Quizá no nos conozcamos del todo a nosotros mismos. Porque parece que nos vamos acostumbrando a la soledad y al acompañamiento, a veces casi insoportable, de los wasaps.

Nos familiarizamos con el encerramiento matinal y con las salidas de por las tardes con lo distintos que nos creemos unos de otros. Por los Olivos Borrachos paseamos una parte de ciudadanos y comprobamos la barrera que nos impusieron las vías del AVE, que separan la calle Motarrif del Silo de Córdoba --que la alcaldesa Rosa Aguilar propuso en uno de sus programas electorales como sede del museo de arte moderno-- y del restaurante Las Delicias. En su día estas tierras eran un olivar del Duque de Rivas a las que con el tiempo se vinieron a vivir trabajadores de Renfe, de la Letro y de Cenemesa, y que desde la Huerta de la Marquesa --que ya abrió terraza el lunes 11-- hasta aquí era hasta hace poco puro campo en el que se te podía aparecer un toro, como me ocurrió aquel día -creo que 12 de octubre—que fui a ver a Cahue cuando vivía en este barrio. Este era el camino hacia Occidente, por donde se pone el sol y los árabes intuyeron que era el mejor horizonte para Medina Azahara, cerca de donde estaba la Residencia Noreña, ahora Centro de Salud Castilla del Pino, y el instituto Trassierra, por Arroyo del Moro.

En este antiguo confín de la Córdoba que buscaba futuro, un día construyeron el Centro Comercial Zoco y al pasar las vías, el nuevo Corte Inglés. No es mal sitio para pasear en estas tardes de ensayo de normalidad con la apertura de terrazas.

Aunque la lluvia ha enrarecido un tiempo que, en parte, no nos disgusta del todo porque los patios -que nos hemos perdido-- con agua son menos atractivos.
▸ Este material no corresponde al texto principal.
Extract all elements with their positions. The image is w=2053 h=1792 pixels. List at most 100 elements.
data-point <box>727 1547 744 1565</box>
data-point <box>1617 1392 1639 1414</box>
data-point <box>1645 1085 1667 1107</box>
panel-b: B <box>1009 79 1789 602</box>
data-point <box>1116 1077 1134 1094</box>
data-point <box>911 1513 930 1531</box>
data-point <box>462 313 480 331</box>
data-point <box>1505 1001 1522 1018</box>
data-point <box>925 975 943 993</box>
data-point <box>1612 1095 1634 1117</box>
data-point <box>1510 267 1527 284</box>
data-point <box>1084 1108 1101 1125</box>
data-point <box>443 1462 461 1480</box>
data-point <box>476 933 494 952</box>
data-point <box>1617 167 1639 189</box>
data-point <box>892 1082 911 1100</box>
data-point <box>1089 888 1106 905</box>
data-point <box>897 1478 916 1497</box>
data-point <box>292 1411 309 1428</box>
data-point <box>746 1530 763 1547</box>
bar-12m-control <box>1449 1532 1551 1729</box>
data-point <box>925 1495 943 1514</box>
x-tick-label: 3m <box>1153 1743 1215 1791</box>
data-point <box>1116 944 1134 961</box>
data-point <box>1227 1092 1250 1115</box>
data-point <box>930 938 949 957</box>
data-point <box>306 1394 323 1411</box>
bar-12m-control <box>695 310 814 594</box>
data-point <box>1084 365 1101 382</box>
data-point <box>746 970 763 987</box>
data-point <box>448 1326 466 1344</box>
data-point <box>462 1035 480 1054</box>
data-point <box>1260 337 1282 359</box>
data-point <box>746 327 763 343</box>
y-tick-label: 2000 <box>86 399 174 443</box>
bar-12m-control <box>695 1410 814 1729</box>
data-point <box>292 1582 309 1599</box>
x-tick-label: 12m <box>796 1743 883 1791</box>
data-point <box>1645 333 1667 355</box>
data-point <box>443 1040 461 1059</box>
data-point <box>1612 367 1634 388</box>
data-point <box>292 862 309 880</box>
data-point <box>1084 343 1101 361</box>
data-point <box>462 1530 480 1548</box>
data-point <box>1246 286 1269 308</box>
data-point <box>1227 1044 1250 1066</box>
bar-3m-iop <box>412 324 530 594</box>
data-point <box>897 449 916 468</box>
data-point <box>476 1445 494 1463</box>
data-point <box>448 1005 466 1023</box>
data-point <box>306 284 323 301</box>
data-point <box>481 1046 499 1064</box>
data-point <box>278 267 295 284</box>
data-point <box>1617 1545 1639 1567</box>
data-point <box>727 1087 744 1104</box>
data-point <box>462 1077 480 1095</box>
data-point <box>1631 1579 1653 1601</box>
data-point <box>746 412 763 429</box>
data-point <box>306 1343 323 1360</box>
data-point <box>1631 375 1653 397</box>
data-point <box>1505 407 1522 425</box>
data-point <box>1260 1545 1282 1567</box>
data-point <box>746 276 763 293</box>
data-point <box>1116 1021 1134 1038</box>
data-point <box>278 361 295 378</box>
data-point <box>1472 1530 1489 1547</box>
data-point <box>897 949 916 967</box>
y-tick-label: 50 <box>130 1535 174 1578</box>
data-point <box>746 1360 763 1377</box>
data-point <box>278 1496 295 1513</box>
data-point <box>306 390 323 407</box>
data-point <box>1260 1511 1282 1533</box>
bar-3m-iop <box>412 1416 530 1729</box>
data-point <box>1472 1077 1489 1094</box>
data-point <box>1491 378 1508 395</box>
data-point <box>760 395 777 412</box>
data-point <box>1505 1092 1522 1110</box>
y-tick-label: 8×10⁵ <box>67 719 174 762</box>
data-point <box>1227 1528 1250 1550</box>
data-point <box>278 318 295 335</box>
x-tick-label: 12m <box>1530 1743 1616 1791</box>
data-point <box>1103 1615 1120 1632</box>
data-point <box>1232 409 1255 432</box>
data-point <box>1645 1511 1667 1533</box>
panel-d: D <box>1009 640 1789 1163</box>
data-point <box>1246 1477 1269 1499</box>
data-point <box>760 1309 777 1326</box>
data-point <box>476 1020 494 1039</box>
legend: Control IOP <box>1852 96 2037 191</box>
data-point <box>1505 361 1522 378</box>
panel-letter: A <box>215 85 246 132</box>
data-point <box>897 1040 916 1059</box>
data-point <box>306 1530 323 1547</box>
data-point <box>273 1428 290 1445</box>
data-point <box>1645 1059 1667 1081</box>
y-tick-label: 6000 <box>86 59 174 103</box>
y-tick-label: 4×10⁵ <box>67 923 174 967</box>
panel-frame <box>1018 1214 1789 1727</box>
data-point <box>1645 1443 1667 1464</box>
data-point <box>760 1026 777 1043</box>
Las misas, como la de la parroquia de Santa Teresa en la calle Previsión, ni ganan ni pierden con la lluvia, aunque esta iglesia ha abierto sus puertas de par en par para que nadie, ni creyentes, ni agnósticos ni ateos, se sientan ajenos al pensamiento católico, ni a la generosidad de contribuir al Banco de Alimentos, tan necesario ahora. Estoy frente a la Mezquita y a la Puerta del Puente, de espaldas al Guadalquivir, viendo cómo caminan o corren ciudadanos, en ropa de deporte, a estas horas de la tarde en que dejan de pensar en cómo darle sartenazos a los políticos o cantar la Internacional o cómo creerse o no los mil escritos de las redes sociales, algunos de ellos paridas para la pandemia, que para eso viral es algo «perteneciente o relativo a los virus, agentes infecciosos que solo pueden reproducirse dentro de las células de otros organismos». Camino por Magistral González Francés, territorio turístico, donde la soledad de la tarde -sin las tortillas de Santos—adquiere una personalidad imprevista, de belleza construida hace siglos a la que, al parecer, hacen caso sólo los viajeros ya que por aquí apenas pasean cordobeses, y me escondo en Velázquez Bosco, la calle más turística, donde se entra a la de las Flores, y miro la portada de la Casa Árabe en Samuel de los Santos Gener. Perderte por estas tardes inusuales, distintas e imprevistas de la humanidad alrededor de la belleza en soledad del casco histórico es una posibilidad que ya mismo perderemos, aunque deseemos las terrazas, los bares y los restaurantes por salir de la miseria económica.

Ahí está la torre de la Catedral, que envuelve al minarete de la Mezquita, y miras en el cielo la predestinación de esta ciudad, una envoltura de credos y culturas.

Y te acuerdas, ahora que todo el mundo está en silencio por el coronavirus, de París, el lugar natural de los espacios sin límite; de Viena o Salzburgo, los escenarios vivos de la música; de Venecia y sus canales de pasión; de Roma, el secreto en piedra de la civilización; de Atenas, el origen de la cultura; de Praga, su materialización; de Nueva York, el vivo retrato del progreso deshumanizado; de La Habana y Lisboa, capitales donde todavía es posible la lágrima, el sentimiento o la melancolía. Y de Córdoba, cuyo casi borrado mes de mayo se nos ha aparecido por Los Olivos Borrachos.